The restaurant had cleared out and a large crowd had gathered on the sidewalk by the front entrance. The Argentineans heard police sirens in the distance and shrewdly dashed out the back door. The only ones left inside were myself, the bludgeoned father and Sombrero Boy, who was pouring Perrier onto the bloodstains on the father’s shirt.
"This will never come out," he moaned as he blotted a large spot on the collar. The father’s body began to go into spasms. Instead of being startled, Sombrero Boy just seemed disenchanted. He stood up and tossed the napkin he was using as a blotter on top of the convulsing body and walked toward me.
"Now where’s that precious hostess of yours," he lisped.
"She not my hostess," I said.
"Don’t be so queer."
"Actually," I said with a laugh under my breath, "I think she slipped out the back."
Red and blue police lights began to strobe through the windows; although I knew they should’ve agitated my brain in some way, I was oblivious to any pain. I stared at one of the halogens and actually wished it was a little brighter.
"Let’s go find her," said Sombrero Boy. He took me by the hand and led me out the back door just before the police entered. We walked through the alley to a parking lot across the street, where we found Victoria. She was leaning against the fender of Porsche Boxer, smoking a joint. She tossed her head back with exotic finesse and blew a silver stream of smoke up toward the stars. Sombrero Boy bowed his head to us, curtsied, then skipped off to mingle with the crowd out in front of the restaurant.

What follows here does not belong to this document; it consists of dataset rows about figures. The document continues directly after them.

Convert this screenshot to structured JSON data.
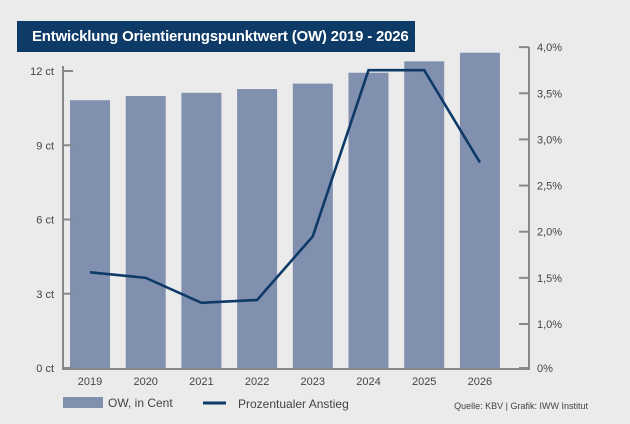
{
  "chart_data": {
    "type": "bar+line",
    "title": "Entwicklung Orientierungspunktwert (OW) 2019 - 2026",
    "categories": [
      "2019",
      "2020",
      "2021",
      "2022",
      "2023",
      "2024",
      "2025",
      "2026"
    ],
    "series": [
      {
        "name": "OW, in Cent",
        "type": "bar",
        "axis": "left",
        "color": "#8290b0",
        "values": [
          10.82,
          10.99,
          11.12,
          11.27,
          11.49,
          11.93,
          12.39,
          12.74
        ]
      },
      {
        "name": "Prozentualer Anstieg",
        "type": "line",
        "axis": "right",
        "color": "#0d3a66",
        "values": [
          1.56,
          1.5,
          1.23,
          1.26,
          1.95,
          3.75,
          3.75,
          2.75
        ]
      }
    ],
    "left_axis": {
      "ticks": [
        0,
        3,
        6,
        9,
        12
      ],
      "tick_labels": [
        "0 ct",
        "3 ct",
        "6 ct",
        "9 ct",
        "12 ct"
      ]
    },
    "right_axis": {
      "ticks": [
        0,
        1.0,
        1.5,
        2.0,
        2.5,
        3.0,
        3.5,
        4.0
      ],
      "tick_labels": [
        "0%",
        "1,0%",
        "1,5%",
        "2,0%",
        "2,5%",
        "3,0%",
        "3,5%",
        "4,0%"
      ],
      "axis_break": "between 0% and 1,0%"
    },
    "grid": false,
    "legend": "bottom-left",
    "source": "Quelle: KBV | Grafik: IWW Institut"
  }
}
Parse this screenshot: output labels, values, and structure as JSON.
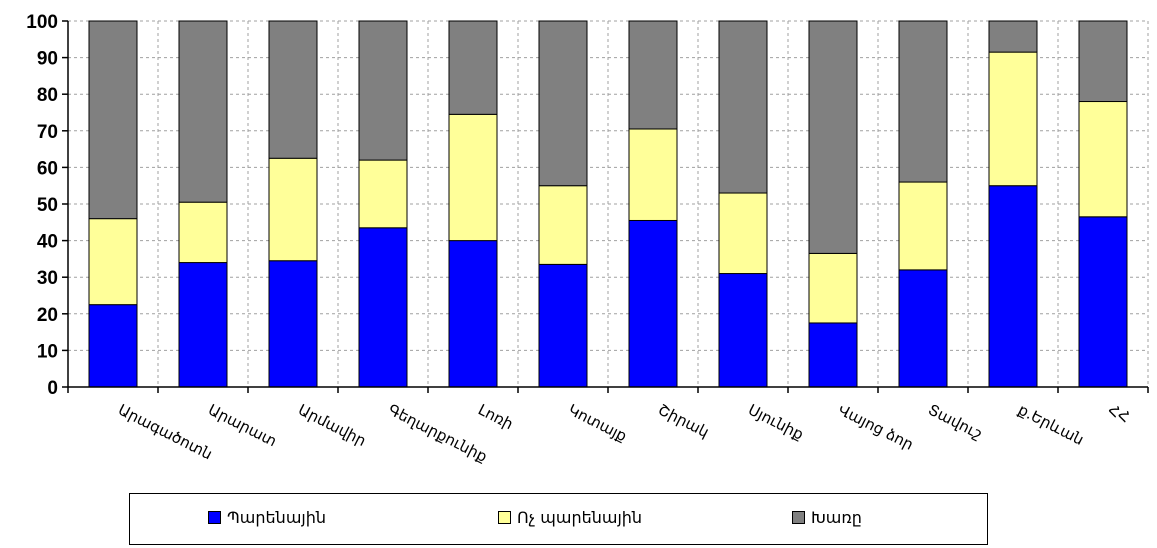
{
  "chart_data": {
    "type": "bar",
    "stacked": true,
    "categories": [
      "Արագածոտն",
      "Արարատ",
      "Արմավիր",
      "Գեղարքունիք",
      "Լոռի",
      "Կոտայք",
      "Շիրակ",
      "Սյունիք",
      "Վայոց ձոր",
      "Տավուշ",
      "ք.Երևան",
      "ՀՀ"
    ],
    "series": [
      {
        "name": "Պարենային",
        "color": "#0000ff",
        "values": [
          22.5,
          34,
          34.5,
          43.5,
          40,
          33.5,
          45.5,
          31,
          17.5,
          32,
          55,
          46.5
        ]
      },
      {
        "name": "Ոչ պարենային",
        "color": "#ffff99",
        "values": [
          23.5,
          16.5,
          28,
          18.5,
          34.5,
          21.5,
          25,
          22,
          19,
          24,
          36.5,
          31.5
        ]
      },
      {
        "name": "Խառը",
        "color": "#808080",
        "values": [
          54,
          49.5,
          37.5,
          38,
          25.5,
          45,
          29.5,
          47,
          63.5,
          44,
          8.5,
          22
        ]
      }
    ],
    "ylim": [
      0,
      100
    ],
    "yticks": [
      "0",
      "10",
      "20",
      "30",
      "40",
      "50",
      "60",
      "70",
      "80",
      "90",
      "100"
    ],
    "grid": true,
    "legend_position": "bottom"
  }
}
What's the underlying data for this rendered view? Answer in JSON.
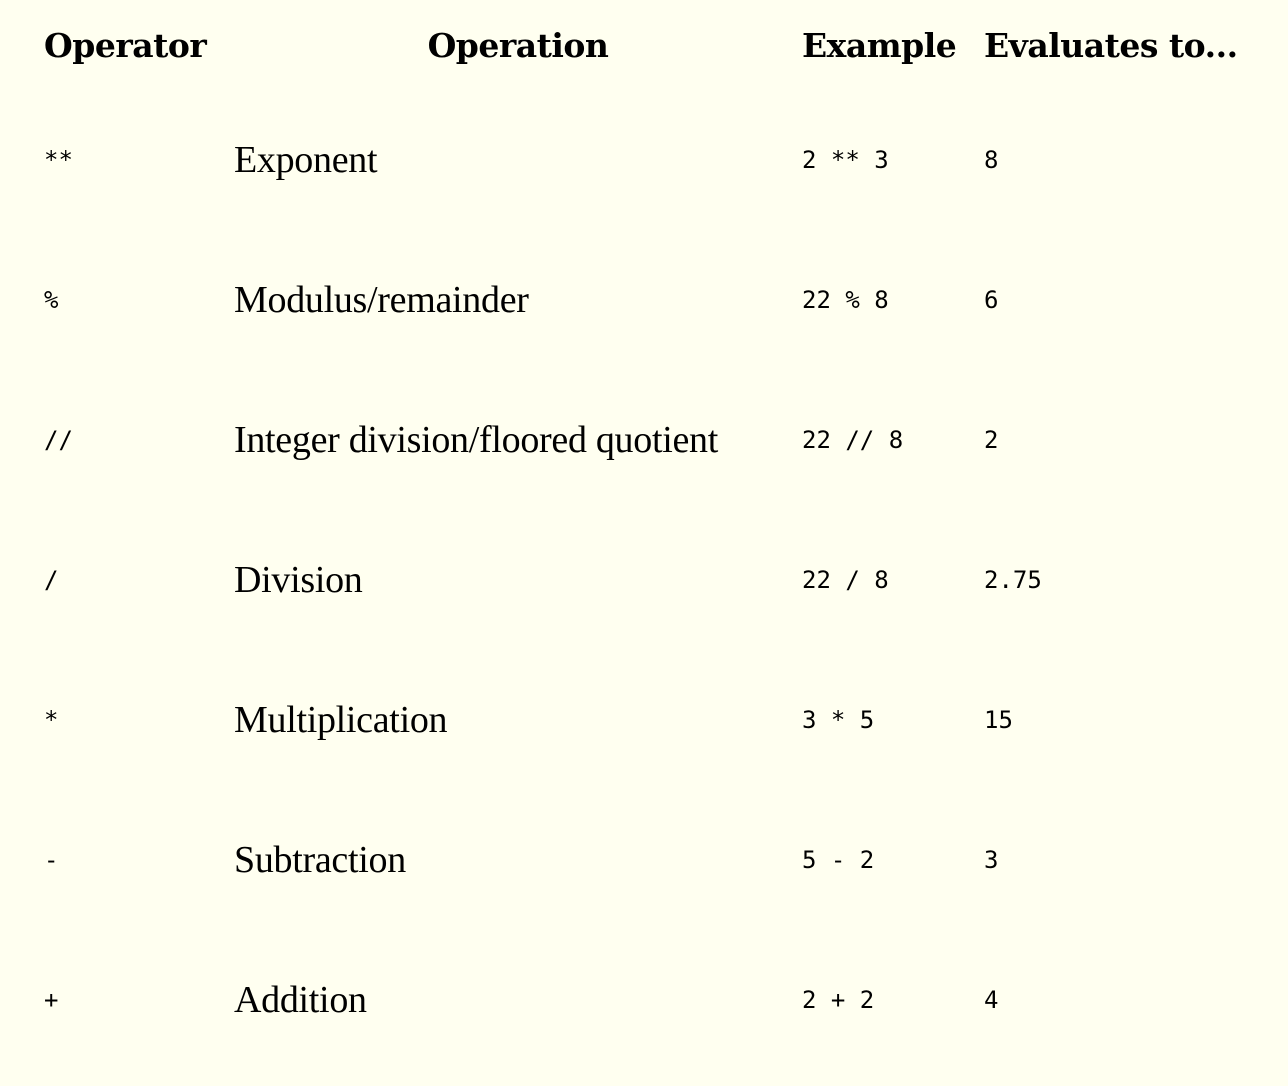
{
  "table": {
    "headers": {
      "operator": "Operator",
      "operation": "Operation",
      "example": "Example",
      "result": "Evaluates to..."
    },
    "rows": [
      {
        "operator": "**",
        "operation": "Exponent",
        "example": "2 ** 3",
        "result": "8"
      },
      {
        "operator": "%",
        "operation": "Modulus/remainder",
        "example": "22 % 8",
        "result": "6"
      },
      {
        "operator": "//",
        "operation": "Integer division/floored quotient",
        "example": "22 // 8",
        "result": "2"
      },
      {
        "operator": "/",
        "operation": "Division",
        "example": "22 / 8",
        "result": "2.75"
      },
      {
        "operator": "*",
        "operation": "Multiplication",
        "example": "3 * 5",
        "result": "15"
      },
      {
        "operator": "-",
        "operation": "Subtraction",
        "example": "5 - 2",
        "result": "3"
      },
      {
        "operator": "+",
        "operation": "Addition",
        "example": "2 + 2",
        "result": "4"
      }
    ]
  }
}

"What...the fuck...was that all about?" she asked me. I said nothing. My focus was lost in the jovialness of the crowd. Men in velvet suits were drinking champagne straight out of the bottle while cops took statements from their brassiereless dates. A Thai chef was spoon feeding shrimp dumplings to the medics as they wheeled a gurney through the front doors of the restaurant. Sombrero Boy had convinced a pair of lanky French debutantes to prop themselves up on the hood of one of the patrol cars and remove their shoes so he could massage their feet.
"Hello?" Victoria said as she waved her hand in front of my face.

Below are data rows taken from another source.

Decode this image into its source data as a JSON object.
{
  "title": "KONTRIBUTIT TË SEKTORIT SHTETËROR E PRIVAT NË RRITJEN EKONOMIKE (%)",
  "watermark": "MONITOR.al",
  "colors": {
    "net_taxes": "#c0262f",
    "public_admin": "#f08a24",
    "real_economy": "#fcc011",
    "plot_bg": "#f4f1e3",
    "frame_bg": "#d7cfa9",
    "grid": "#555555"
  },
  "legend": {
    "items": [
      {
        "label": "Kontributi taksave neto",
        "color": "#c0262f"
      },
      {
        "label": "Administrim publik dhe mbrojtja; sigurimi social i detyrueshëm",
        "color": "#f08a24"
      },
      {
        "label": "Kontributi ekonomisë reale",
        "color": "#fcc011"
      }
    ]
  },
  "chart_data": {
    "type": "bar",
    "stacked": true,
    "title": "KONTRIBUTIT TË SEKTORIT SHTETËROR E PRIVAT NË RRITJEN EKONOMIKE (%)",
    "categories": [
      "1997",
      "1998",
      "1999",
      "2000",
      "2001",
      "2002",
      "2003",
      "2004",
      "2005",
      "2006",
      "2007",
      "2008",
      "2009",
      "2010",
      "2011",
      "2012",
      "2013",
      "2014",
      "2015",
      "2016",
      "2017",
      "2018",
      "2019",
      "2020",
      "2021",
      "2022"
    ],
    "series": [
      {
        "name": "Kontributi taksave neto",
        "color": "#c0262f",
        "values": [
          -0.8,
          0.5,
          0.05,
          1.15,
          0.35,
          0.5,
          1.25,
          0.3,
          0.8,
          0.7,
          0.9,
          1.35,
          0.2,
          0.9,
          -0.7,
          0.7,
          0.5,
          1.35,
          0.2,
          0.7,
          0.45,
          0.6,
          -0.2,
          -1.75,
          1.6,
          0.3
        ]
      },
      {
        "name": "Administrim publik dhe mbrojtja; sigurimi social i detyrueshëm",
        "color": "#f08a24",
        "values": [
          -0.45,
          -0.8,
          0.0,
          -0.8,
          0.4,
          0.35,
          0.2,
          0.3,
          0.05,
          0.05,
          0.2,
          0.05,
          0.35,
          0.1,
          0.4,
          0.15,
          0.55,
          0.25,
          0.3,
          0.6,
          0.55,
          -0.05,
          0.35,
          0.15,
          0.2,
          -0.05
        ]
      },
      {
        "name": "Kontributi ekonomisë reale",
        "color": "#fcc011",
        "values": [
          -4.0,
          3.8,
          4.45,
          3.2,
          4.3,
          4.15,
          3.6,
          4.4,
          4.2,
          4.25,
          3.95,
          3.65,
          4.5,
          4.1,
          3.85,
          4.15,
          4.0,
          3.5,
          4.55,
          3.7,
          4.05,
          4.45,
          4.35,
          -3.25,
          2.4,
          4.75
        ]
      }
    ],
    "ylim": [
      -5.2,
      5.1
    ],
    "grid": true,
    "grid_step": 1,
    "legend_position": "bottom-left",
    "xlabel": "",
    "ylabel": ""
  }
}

I turned to her and looked straight into her eyes. "Sometimes all it takes is a different kind of light."
"You’re such a deer, dear." She laughed and mussed my hair with her hand, then passed me the joint. I took a toke, passed it back to her and then licked a dry speck of blood from my fingertip.
A long silence passed.
"Indeed, sometimes that’s all it takes," I said distractedly.
"I’ve got to spike your bitters and soda more often..." she said with a smile, but I was unable to pay much attention to her words. I was too caught up in the way the police lights were reflecting off of her teeth.